McKeon’s impact has been felt far beyond the tight ends room this offseason. Tuesday afternoon, redshirt senior left tackle Jon Runyan Jr. was asked which of the tight ends has been most impressive in Gentry’s absence.
His response came without hesitation: “Definitely Sean McKeon.
“He’s kinda just like the stalwart of the tight ends, just does everything right.”
Amid the deepest receiving group Jim Harbaugh has had at Michigan, McKeon’s ability to follow through on such praise will be critical in Shea Patterson’s ability to follow through on his senior-year expectations.
“If you want to try to stop Sean, then you’re gonna have to deal with Donovan,” Moore said. “If you stop Donovan, you’re gonna have to deal with Nico. Then you’re gonna have to deal with Nick, then you’re gonna have to deal with all the other guys that we’ve got. So Sean’s really taken the part of trying to be that security blanket for (Patterson).”
The competition to replace Gentry’s targets, though, goes past McKeon and further into that talented receiving group.
Eubanks, always a downfield threat with a career average of 21.8 yards per reception, has seen limited playing time over his first three years thanks to limited blocking skills. That has become a focus for Moore this offseason.
“Eubanks is really coming into his own as a blocker,” Runyan said. “And that’s really something that we need with him and Sean in our tight end sets and that’s gonna be really beneficial down the road.”

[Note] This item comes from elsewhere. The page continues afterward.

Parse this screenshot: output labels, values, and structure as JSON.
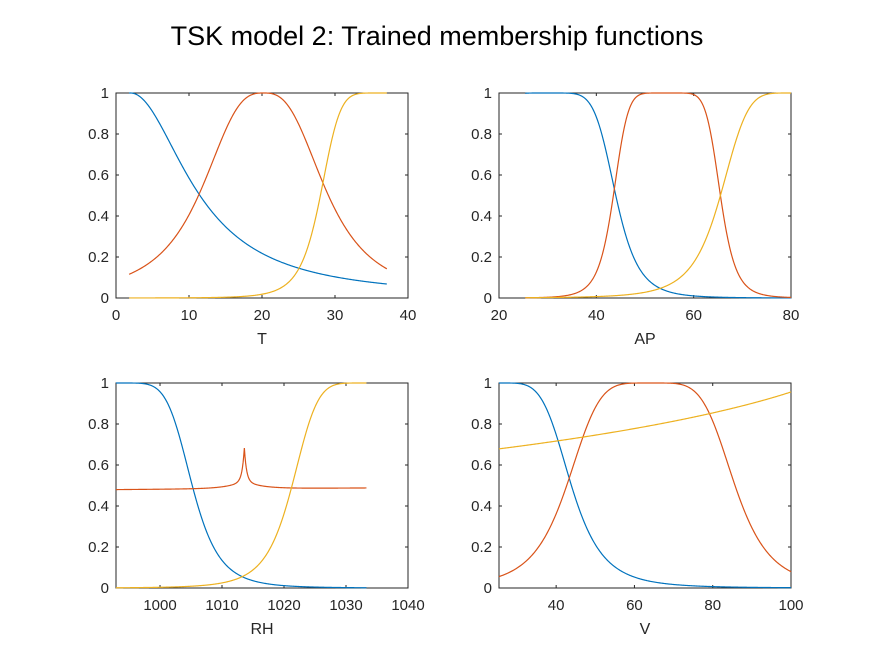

Redshirt freshman Mustapha Muhammad, a four-star recruit in 2017, has shown Moore flashes akin to his high school film after not being able to practice much a year ago. Luke Schoonmaker, a three-star in the same class, was also mentioned by Moore when asked about the Wolverines’ young tight ends.
But no matter to whom that question was posed, Erick All’s name was the prevailing response.
All, a four-star early enrollee from Fairfield, Ohio, possesses many of the pass-catching skills that Michigan lost in Gentry, regularly practicing with the Wolverines’ wide receivers. When freshman quarterback Cade McNamara wooed Michigan Stadium with a perfect deep ball at Saturday’s open practice, it was All on the receiving end.
And Tuesday afternoon, when asked about the tight ends’ role in a crowded receiving corps, Moore tossed out a comparison to freshman receiver Mike Sainstrill, the star of spring ball.
“The young guys, young receivers, people talked about Mikey (Sainstrill), people talked about (sophomore) Ronnie Bell,” Moore said. “But especially Mikey and Erick (All), those guys have really stepped up for being kids fresh out of high school.”
Of course, all of this is just talk shrouded in the reputation that is Michigan’s signature offseason optimism, and the extent to which the public has seen Shea Patterson without Gentry came in a handful of 7-on-7 drills on Saturday.
But with five months until kickoff, it sure beats the alternative.